Miss USA almost didn’t compete with her hair natural after overhearing criticism.

Miss USA Cheslie Kryst recently won one of the top beauty pageants in the United States, but as the daughter of an African-American mother and a white father, she says she wasn’t always sure she had the look or the hair of a beauty queen.
“When I first started, I wasn't sure who could win,” Kryst said in an interview with the Yahoo News show “Through Her Eyes.”“I wasn't sure what that winner looked like,” she continued. “And I wasn't sure if there was sort of a one-note look that was always successful, because I hadn't seen very many women with naturally curly hair competing.”Kryst described overhearing a particularly pointed remark that made her doubt her ability to compete with natural hair." I remember I was watching a competition, and a woman was wearing an Afro,” she recalled. “They were like, ‘I really liked her, but I just wish she would've flat ironed her hair.’ 
And I just thought, Maybe I can't do that either. Maybe I can't wear my natural hair.”Although Kryst now exudes confidence onstage, she said it took time for her to reckon with her biracial identity as a child growing up in North Carolina.“It was hard to figure out what my identity was because I grew up in a time when we didn't have ‘mixed race’ or ‘biracial’ as a choice on those boxes that asked you to identify what your race was,” she said. “You could be black, white or other.”“Eventually, I learned to just identify as a black woman.

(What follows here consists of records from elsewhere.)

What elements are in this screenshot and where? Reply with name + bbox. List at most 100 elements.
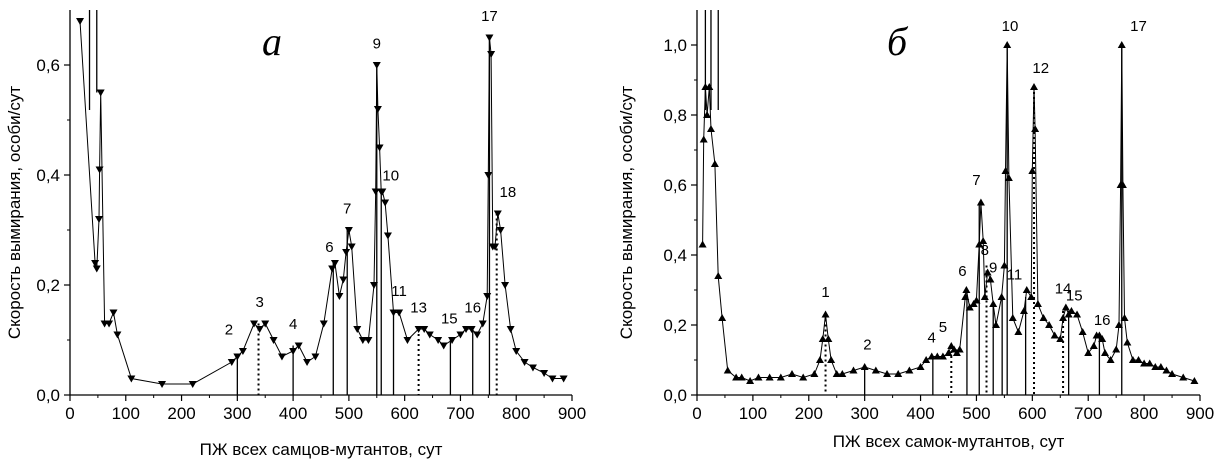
data-point xyxy=(1106,356,1115,363)
data-point xyxy=(927,352,936,360)
data-point xyxy=(330,260,339,267)
x-tick-label: 0 xyxy=(65,404,74,423)
data-point xyxy=(91,260,100,267)
peak-label: 3 xyxy=(255,294,263,311)
data-point xyxy=(373,106,382,113)
data-point xyxy=(754,373,763,381)
data-point xyxy=(311,353,320,361)
data-point xyxy=(484,172,493,179)
data-point xyxy=(765,373,774,381)
data-point xyxy=(269,337,278,344)
data-point xyxy=(746,377,755,384)
x-tick-label: 400 xyxy=(906,404,934,423)
data-point xyxy=(1117,41,1126,48)
series-line xyxy=(79,20,564,385)
data-point xyxy=(76,18,85,25)
data-point xyxy=(493,210,502,218)
data-point xyxy=(737,373,746,381)
data-point xyxy=(732,373,741,381)
data-point xyxy=(559,375,568,383)
data-point xyxy=(342,249,351,256)
data-point xyxy=(92,265,101,273)
data-point xyxy=(989,300,998,307)
data-point xyxy=(1084,349,1093,356)
data-point xyxy=(710,160,719,167)
peak-label: 17 xyxy=(481,8,498,25)
data-point xyxy=(1179,373,1188,381)
data-point xyxy=(158,381,167,388)
data-point xyxy=(997,293,1006,300)
data-point xyxy=(1033,300,1042,307)
data-point xyxy=(378,188,387,196)
data-point xyxy=(127,375,136,383)
peak-label: 11 xyxy=(391,283,407,300)
data-point xyxy=(1190,377,1199,384)
data-point xyxy=(944,349,953,356)
data-point xyxy=(1162,366,1171,374)
data-point xyxy=(289,348,298,355)
data-point xyxy=(1089,342,1098,349)
peak-label: 15 xyxy=(441,311,458,328)
peak-label: 12 xyxy=(1032,60,1049,77)
data-point xyxy=(955,345,964,353)
data-point xyxy=(113,331,122,339)
data-point xyxy=(1114,321,1123,328)
x-tick-label: 500 xyxy=(962,404,990,423)
data-point xyxy=(238,348,247,355)
data-point xyxy=(894,370,903,377)
peak-label: 9 xyxy=(989,260,997,277)
y-tick-label: 0,0 xyxy=(36,386,60,405)
data-point xyxy=(992,321,1001,328)
x-tick-label: 800 xyxy=(502,404,530,423)
peak-label: 7 xyxy=(972,172,980,189)
data-point xyxy=(375,144,384,152)
data-point xyxy=(827,356,836,363)
data-point xyxy=(1100,349,1109,356)
data-point xyxy=(1061,303,1070,311)
data-point xyxy=(109,309,118,317)
data-point xyxy=(776,373,785,381)
data-point xyxy=(105,320,114,328)
data-point xyxy=(478,320,487,328)
data-point xyxy=(933,352,942,360)
y-tick-label: 0,4 xyxy=(663,246,687,265)
data-point xyxy=(1067,307,1076,314)
data-point xyxy=(372,62,381,69)
data-point xyxy=(883,370,892,377)
data-point xyxy=(972,296,981,304)
data-point xyxy=(1156,363,1165,370)
peak-label: 16 xyxy=(1094,312,1111,329)
data-point xyxy=(548,375,557,383)
peak-label: 16 xyxy=(464,300,481,317)
data-point xyxy=(369,282,378,289)
peak-label: 1 xyxy=(821,284,829,301)
data-point xyxy=(983,268,992,276)
x-tick-label: 600 xyxy=(1018,404,1046,423)
data-point xyxy=(381,199,390,207)
data-point xyxy=(506,326,515,333)
x-tick-label: 0 xyxy=(692,404,701,423)
x-tick-label: 900 xyxy=(1186,404,1214,423)
peak-label: 14 xyxy=(1055,281,1072,298)
data-point xyxy=(788,370,797,377)
data-point xyxy=(319,320,328,328)
data-point xyxy=(1050,331,1059,339)
data-point xyxy=(1059,314,1068,321)
data-point xyxy=(838,370,847,377)
chart-panel-2: 0 100 200 300 400 500 600 700 800 900 0,0 0,2 0,4 0,6… xyxy=(617,10,1214,451)
data-point xyxy=(871,366,880,374)
data-point xyxy=(980,293,989,300)
data-point xyxy=(294,342,303,350)
x-tick-label: 600 xyxy=(390,404,418,423)
data-point xyxy=(328,265,337,273)
data-point xyxy=(1022,286,1031,293)
x-tick-label: 300 xyxy=(850,404,878,423)
data-point xyxy=(255,326,264,333)
peak-label: 10 xyxy=(1002,18,1019,35)
data-point xyxy=(95,166,104,174)
peak-label: 18 xyxy=(500,184,517,201)
data-point xyxy=(860,363,869,370)
peak-label: 7 xyxy=(343,201,351,218)
peak-label: 6 xyxy=(958,263,966,280)
data-point xyxy=(353,326,362,333)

I still identify as a black woman.”Kryst made history when she was named Miss USA on May 2, becoming one of three African-American women to be crowned Miss USA, Miss America or Miss Teen USA in the same year. She now says she sees a gradual cultural shift in the way women of colour and natural hair are perceived, reflecting what she describes as “new standards for beauty.”“It's a slow trend, but I think we're getting there.”